The Pirate ZR-1 in 1999 World...
The Pirate ZR-1 in 1999 World Challenge trim.Photo: author
The '99 season ended with Cooper fifth in points-the best of the Corvettes, but a Viper, a pair of Porsches and a Toyota Supra did better. More coulda-woulda-shoulda? Cooper's fifth-place points finish came in part because tough old #75 took him to a pair of seconds, a third, and a fourth. Had it not been for overstressed stock cam chains, the outcome woulda surely been different.
Driving the Phoenix
When the oil temperature reached 150 degrees Fahrenheit, I whacked the throttle a couple times.
Oh, I'm gonna like this a lot, I thought. I pushed the ZF six-speed into first, gave the motor some gas, and let out the clutch.

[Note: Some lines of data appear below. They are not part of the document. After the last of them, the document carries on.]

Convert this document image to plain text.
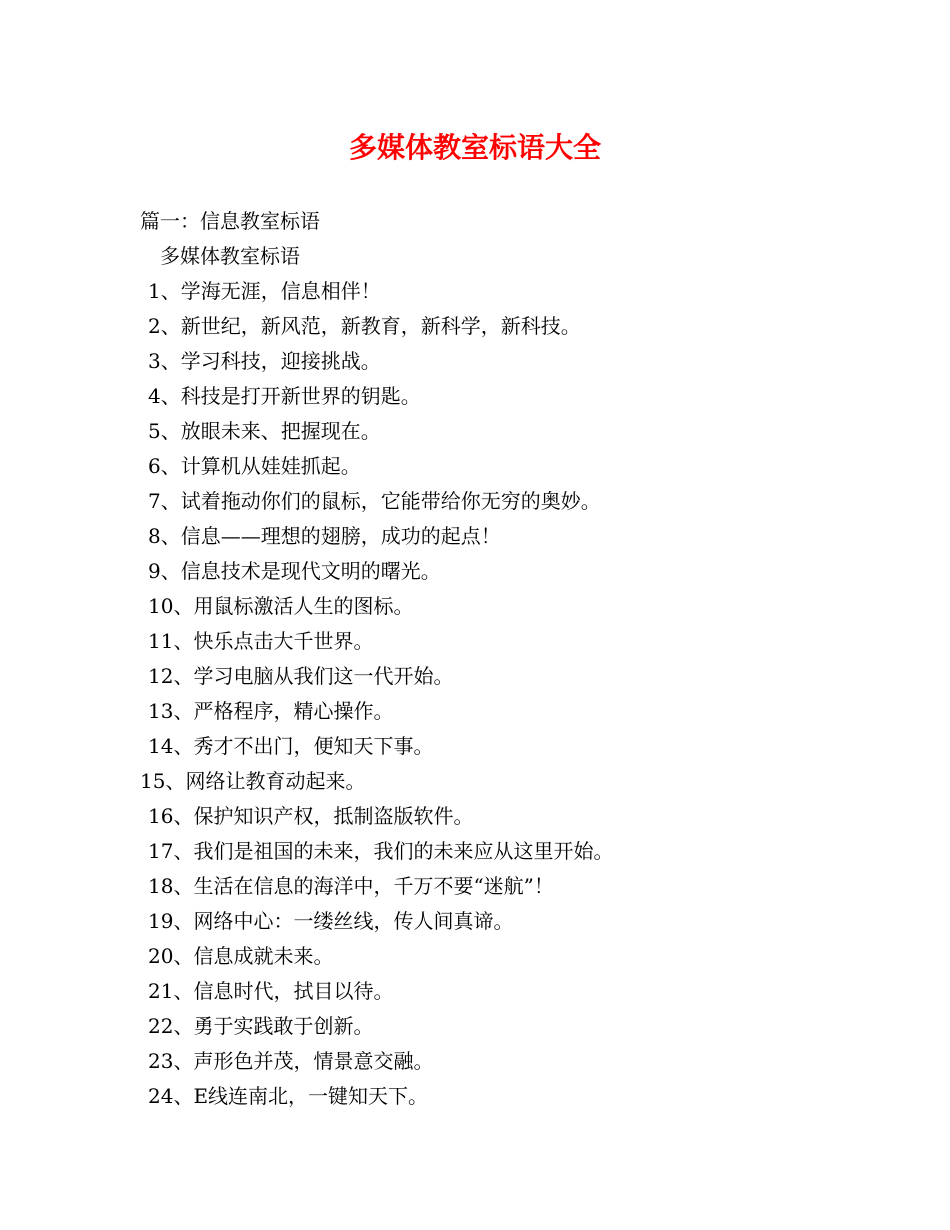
多媒体教室标语大全
篇一：信息教室标语
多媒体教室标语
1、学海无涯，信息相伴！
2、新世纪，新风范，新教育，新科学，新科技。
3、学习科技，迎接挑战。
4、科技是打开新世界的钥匙。
5、放眼未来、把握现在。
6、计算机从娃娃抓起。
7、试着拖动你们的鼠标，它能带给你无穷的奥妙。
8、信息——理想的翅膀，成功的起点！
9、信息技术是现代文明的曙光。
10、用鼠标激活人生的图标。
11、快乐点击大千世界。
12、学习电脑从我们这一代开始。
13、严格程序，精心操作。
14、秀才不出门，便知天下事。
15、网络让教育动起来。
16、保护知识产权，抵制盗版软件。
17、我们是祖国的未来，我们的未来应从这里开始。
18、生活在信息的海洋中，千万不要“迷航”！
19、网络中心：一缕丝线，传人间真谛。
20、信息成就未来。
21、信息时代，拭目以待。
22、勇于实践敢于创新。
23、声形色并茂，情景意交融。
24、E线连南北，一键知天下。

For my test, the Phoenix was still running the not-so-radical cams installed for the Monterey event. Two Mercruiser employees, Scott Skinner and Greg VanDeventer, both of whom once worked on the LT5 program and now moonlight doing racing LT5s, built this engine and the "full-on" motor that did so well at Atlanta. The stock LT5 camshafts were forced on the team by a lack of LT5 cam "blanks" on which racing cam profiles can be ground. The last of the Pirates' good cams were in the engine they broke at Trois-Rivieres.
"Only" 520hp would still be more than adequate, considering the car's weight and my lack of experience driving it. The engine with stock cams was only a little more powerful than the LT5 in our "Purple Project" car which, coincidentally, was also done by Skinner and VanDeventer. That realization comforted me a bit as I entered the front straight and went up through the gears.
Stopping power is something the Pirate Racing ZR-1 does not lack. Less weight than a stocker along with Brembo four-piston calipers grabbing 13-inch cross-drilled rotors up front and production '96 Grand Sport front brakes on the rear means, when you stomp on the brakes, you slow down-right now.
Even with 25 more horsepower, 4.09:1 gears, and 2,800 pounds, this car didn't feel much quicker than our project ZR-1 below 4,000 rpm, perhaps because: 1) the race motor has no secondary port throttles, which reduces torque below 3,500 rpm and 2) its heads are ported to beat hell. The solution? Well, duh-don't run the engine down low.
No port throttles, radical heads, headers, and no catalytic converters make the power disparity between #75 and our project car quite noticeable above 5,000 rpm. Not only is there more power, but the race engine peaks near 7,000 rpm, whereas the motor in the project car peaks at 6,500. In first and second gear #75 blows the tires away easily.
Tires proved to be the Phoenix's weakness in my brief drive. While the car's handling was pretty good considering it was set up for another track, the set of BFG g-Forces on the car were a little used up. That had me sliding around a bit out there.
The creature comforts in the Pirate Corvette, even for a race car, were pretty crude. No wonder it's called the "Bitch." The pedals were angled wrong to the driver, were too close together, and there was no dead pedal. Fixing that stuff would make the car easier to drive, but, as JVD told us, "That kind of thing isn't high on our priority list. Also, Coop doesn't care much about creature comforts. He just wants to win."
Maybe so, but we think it's a good thing the '99 World Challenge had no endurance races. Another race car quirk was the Lexan windshield. Lexan is great for light weight and to meet safety rules, but talk about waves and distortion. That, coupled with the front sections of the rollcage restricting the driver's view, made vision to the sides of the track difficult. Again, this is a case in which the car's regular driver would have an edge through experience, whereas I had trouble picking out apexes through the distorted Lexan. So, not only must Cooper never suffer back pain or leg cramps during a race, but he turns-in by ESP because he sure can't see anything through that blurry Lexan.